Autre possibilité, la nomination à des postes clés dans l’audiovisuel public de personnalités dévouées et dociles.

Quand Nicolas Sarkozy choisit de nommer lui-même le président de France Télévisions en 2010, c’est exactement ça : c’est pour avoir des gens qui lui sont favorables à la tête de la télé publique.

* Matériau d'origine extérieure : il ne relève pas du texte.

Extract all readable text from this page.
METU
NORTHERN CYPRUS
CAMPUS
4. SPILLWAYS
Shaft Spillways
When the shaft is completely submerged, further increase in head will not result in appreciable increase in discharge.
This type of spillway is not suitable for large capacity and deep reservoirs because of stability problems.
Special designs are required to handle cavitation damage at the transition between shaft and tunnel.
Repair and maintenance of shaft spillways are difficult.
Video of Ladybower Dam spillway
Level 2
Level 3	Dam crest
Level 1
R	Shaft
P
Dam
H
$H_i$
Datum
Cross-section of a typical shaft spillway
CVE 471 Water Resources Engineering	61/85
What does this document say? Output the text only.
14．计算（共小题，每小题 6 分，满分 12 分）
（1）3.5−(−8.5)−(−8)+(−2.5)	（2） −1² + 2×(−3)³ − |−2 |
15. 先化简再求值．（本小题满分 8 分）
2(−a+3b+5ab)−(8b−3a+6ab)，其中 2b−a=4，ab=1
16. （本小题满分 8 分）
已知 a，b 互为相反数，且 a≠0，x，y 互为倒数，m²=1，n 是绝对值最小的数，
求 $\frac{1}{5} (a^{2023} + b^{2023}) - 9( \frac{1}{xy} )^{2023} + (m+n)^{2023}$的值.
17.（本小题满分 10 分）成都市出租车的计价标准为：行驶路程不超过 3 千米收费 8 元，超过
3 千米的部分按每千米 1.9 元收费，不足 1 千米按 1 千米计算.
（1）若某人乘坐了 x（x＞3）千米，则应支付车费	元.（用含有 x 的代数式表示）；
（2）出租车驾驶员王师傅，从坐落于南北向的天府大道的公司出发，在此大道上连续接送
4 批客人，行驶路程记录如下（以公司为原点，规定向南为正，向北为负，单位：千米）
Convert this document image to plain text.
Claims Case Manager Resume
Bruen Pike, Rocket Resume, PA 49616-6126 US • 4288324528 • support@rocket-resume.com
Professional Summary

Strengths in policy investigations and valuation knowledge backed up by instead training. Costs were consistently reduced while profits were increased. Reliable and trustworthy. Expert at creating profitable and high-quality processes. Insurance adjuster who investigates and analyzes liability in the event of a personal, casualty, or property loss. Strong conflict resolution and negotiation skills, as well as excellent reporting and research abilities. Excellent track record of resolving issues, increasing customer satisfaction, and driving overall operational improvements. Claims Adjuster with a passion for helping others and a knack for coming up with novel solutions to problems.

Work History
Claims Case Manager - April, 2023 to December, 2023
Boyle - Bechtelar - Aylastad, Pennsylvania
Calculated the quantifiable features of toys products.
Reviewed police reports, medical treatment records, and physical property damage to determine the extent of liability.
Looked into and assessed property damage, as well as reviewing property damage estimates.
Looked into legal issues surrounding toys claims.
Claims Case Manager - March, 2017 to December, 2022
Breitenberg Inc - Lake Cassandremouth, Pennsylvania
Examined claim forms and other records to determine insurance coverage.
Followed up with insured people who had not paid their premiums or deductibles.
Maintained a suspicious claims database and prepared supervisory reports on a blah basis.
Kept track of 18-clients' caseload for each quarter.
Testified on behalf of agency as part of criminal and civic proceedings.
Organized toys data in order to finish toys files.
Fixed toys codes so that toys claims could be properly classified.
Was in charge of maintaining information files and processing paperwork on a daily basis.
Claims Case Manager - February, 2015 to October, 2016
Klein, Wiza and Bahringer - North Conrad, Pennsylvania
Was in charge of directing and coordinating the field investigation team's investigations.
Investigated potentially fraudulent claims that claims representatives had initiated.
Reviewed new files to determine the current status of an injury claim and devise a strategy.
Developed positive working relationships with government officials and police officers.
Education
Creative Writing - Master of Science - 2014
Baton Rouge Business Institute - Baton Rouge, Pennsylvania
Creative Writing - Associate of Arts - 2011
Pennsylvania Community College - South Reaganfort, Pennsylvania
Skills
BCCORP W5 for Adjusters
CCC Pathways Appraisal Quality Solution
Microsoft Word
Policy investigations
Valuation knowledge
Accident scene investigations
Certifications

D’ailleurs, son successeur, François Hollande, a fait exactement la même chose pendant son mandat : désigner une nouvelle présidente de France Télévisions qui lui soit plus favorable, mais en passant cette fois par le CSA.

Et ça c’est que quelques exemple très visible parmi beaucoup d’autres qui le sont moins, et il y a pas mal de liens entre la classe politique et le monde des médias en général, que je vais pas forcément détailler ici par manque de temps, mais qui sont illustrés par exemple par la remise de décorations comme la légion d’honneur ou l’ordre du mérite à de nombreuses personnalités médiatiques et journalistes, dont (entre autres) Alain Duhamel, Philippe Labro, Jean-Pierre Elkabbach, Élise Lucet, Anne Sinclair, Jean-Jacques Bourdin, Christophe Hondelatte, Jean-Luc Hees, Éric Brunet, Sylvie Pierre-Brossolette, Jean Amadou, Mireille Dumas, Patrick Poivre d’Arvor, Yves Calvi, Isabelle Giordano, et plein d’autres.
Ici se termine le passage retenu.